Évangile du Vendredi 22 septembre – 24e semaine du Temps ordinaire (tiré du Prions en Église et pour les personnes qui voudraient s’abonner au Prions)
« Des femmes les accompagnaient et les servaient en prenant sur leurs ressources » Lc 8, 1-3
En ce temps-là, il arriva que Jésus, passant à travers villes et villages, proclamait et annonçait la Bonne Nouvelle du règne de Dieu. Les Douze l’accompagnaient, ainsi que des femmes qui avaient été guéries de maladies et d’esprits mauvais : Marie, appelée Madeleine, de laquelle étaient sortis sept démons, Jeanne, femme de Kouza, intendant d’Hérode, Suzanne, et beaucoup d’autres, qui les servaient en prenant sur leurs ressources.
Méditation
Marie, Jeanne, Suzanne… la Parole de ce matin évoque ces femmes « et beaucoup d’autres » qui se sont mise en marche à la suite du Christ, à la suite des Douze. Une phrase fait ancrage et fait barrage : elles « les servaient en prenant sur leurs ressources ». L’appel à suivre le Christ, sa mise en mouvement, et son incarnation par le service est une expérience de conversion bouleversante et d’inscription dans la mission. Pour quiconque comme vous, comme moi, qui avons eu la grâce d’être relevées, la consolation amoureuse est accordée à l’enfant tombé dont on secoue avec grâce la poussière de ses genoux. Ainsi en est-il de nos expériences contemporaines à partir d’un chemin de vie certes rocailleux mais fleuri de possibles comme autant d’illusions cueillies.
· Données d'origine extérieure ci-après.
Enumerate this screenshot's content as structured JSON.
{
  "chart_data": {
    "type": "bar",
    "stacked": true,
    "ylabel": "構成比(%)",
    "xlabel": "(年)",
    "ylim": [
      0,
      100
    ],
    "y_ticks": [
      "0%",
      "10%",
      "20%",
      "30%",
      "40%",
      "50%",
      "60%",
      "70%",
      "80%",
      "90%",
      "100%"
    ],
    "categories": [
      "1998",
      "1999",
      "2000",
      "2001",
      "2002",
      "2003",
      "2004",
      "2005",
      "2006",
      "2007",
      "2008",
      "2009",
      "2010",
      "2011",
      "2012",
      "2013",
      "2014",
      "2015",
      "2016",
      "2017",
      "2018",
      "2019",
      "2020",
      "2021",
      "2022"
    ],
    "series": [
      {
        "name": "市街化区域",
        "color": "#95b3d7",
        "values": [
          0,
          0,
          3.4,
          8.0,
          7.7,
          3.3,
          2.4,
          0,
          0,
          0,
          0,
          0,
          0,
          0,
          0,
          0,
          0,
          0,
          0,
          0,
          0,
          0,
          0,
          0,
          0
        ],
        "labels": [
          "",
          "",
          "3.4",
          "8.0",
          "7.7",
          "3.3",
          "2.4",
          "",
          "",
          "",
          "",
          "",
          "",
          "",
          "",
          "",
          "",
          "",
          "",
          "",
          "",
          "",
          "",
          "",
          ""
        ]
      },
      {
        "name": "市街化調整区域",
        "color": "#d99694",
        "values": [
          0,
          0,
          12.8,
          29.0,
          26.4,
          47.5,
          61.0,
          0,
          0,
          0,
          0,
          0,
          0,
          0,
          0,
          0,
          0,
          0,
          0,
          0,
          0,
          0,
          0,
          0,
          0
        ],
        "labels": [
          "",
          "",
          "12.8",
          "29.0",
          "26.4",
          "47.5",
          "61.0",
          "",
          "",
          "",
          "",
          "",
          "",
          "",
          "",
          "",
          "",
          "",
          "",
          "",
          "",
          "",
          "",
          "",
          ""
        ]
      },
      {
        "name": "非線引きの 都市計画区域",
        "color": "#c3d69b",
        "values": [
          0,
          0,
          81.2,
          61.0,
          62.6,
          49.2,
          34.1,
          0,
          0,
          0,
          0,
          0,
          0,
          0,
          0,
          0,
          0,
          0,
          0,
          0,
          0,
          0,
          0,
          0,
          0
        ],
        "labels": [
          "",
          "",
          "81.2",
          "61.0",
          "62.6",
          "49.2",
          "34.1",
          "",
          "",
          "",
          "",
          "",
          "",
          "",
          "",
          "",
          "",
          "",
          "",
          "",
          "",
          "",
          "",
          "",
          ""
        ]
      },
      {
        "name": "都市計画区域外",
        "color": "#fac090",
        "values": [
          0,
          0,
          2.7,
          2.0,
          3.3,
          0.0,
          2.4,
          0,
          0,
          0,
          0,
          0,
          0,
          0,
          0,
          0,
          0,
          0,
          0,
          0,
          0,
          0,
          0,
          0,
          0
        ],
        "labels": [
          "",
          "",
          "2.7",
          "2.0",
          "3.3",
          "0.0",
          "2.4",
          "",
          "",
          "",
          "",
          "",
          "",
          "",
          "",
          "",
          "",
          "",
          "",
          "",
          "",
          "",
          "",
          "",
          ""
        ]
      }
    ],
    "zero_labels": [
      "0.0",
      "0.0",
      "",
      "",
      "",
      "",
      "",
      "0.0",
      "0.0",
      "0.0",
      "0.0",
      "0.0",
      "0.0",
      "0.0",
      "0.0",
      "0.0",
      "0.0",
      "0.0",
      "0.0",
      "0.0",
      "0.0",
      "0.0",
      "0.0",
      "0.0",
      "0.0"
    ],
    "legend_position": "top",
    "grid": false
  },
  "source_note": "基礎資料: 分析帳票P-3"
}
Mais lorsque nous sommes un être privé de reconnaissance sociale, frappé d’indignité publique et invisible au regard de la loi, lorsqu’on est femme, juive ou païenne, même patricienne durant l’occupation romaine, comment vit-on l’appel à suivre le Christ ? L’Antiquité nie tous les possibles pour les femmes, les enfants et les esclaves. Et pourtant n’est-ce pas surréaliste que de voir ces femmes tout quitter pour suivre ce fils de charpentier allant de villages en villages avec sa caravane de foi, d’espérance et de charité, traînant à sa suite le surplus d’humanité rejetée par les hommes de bien ?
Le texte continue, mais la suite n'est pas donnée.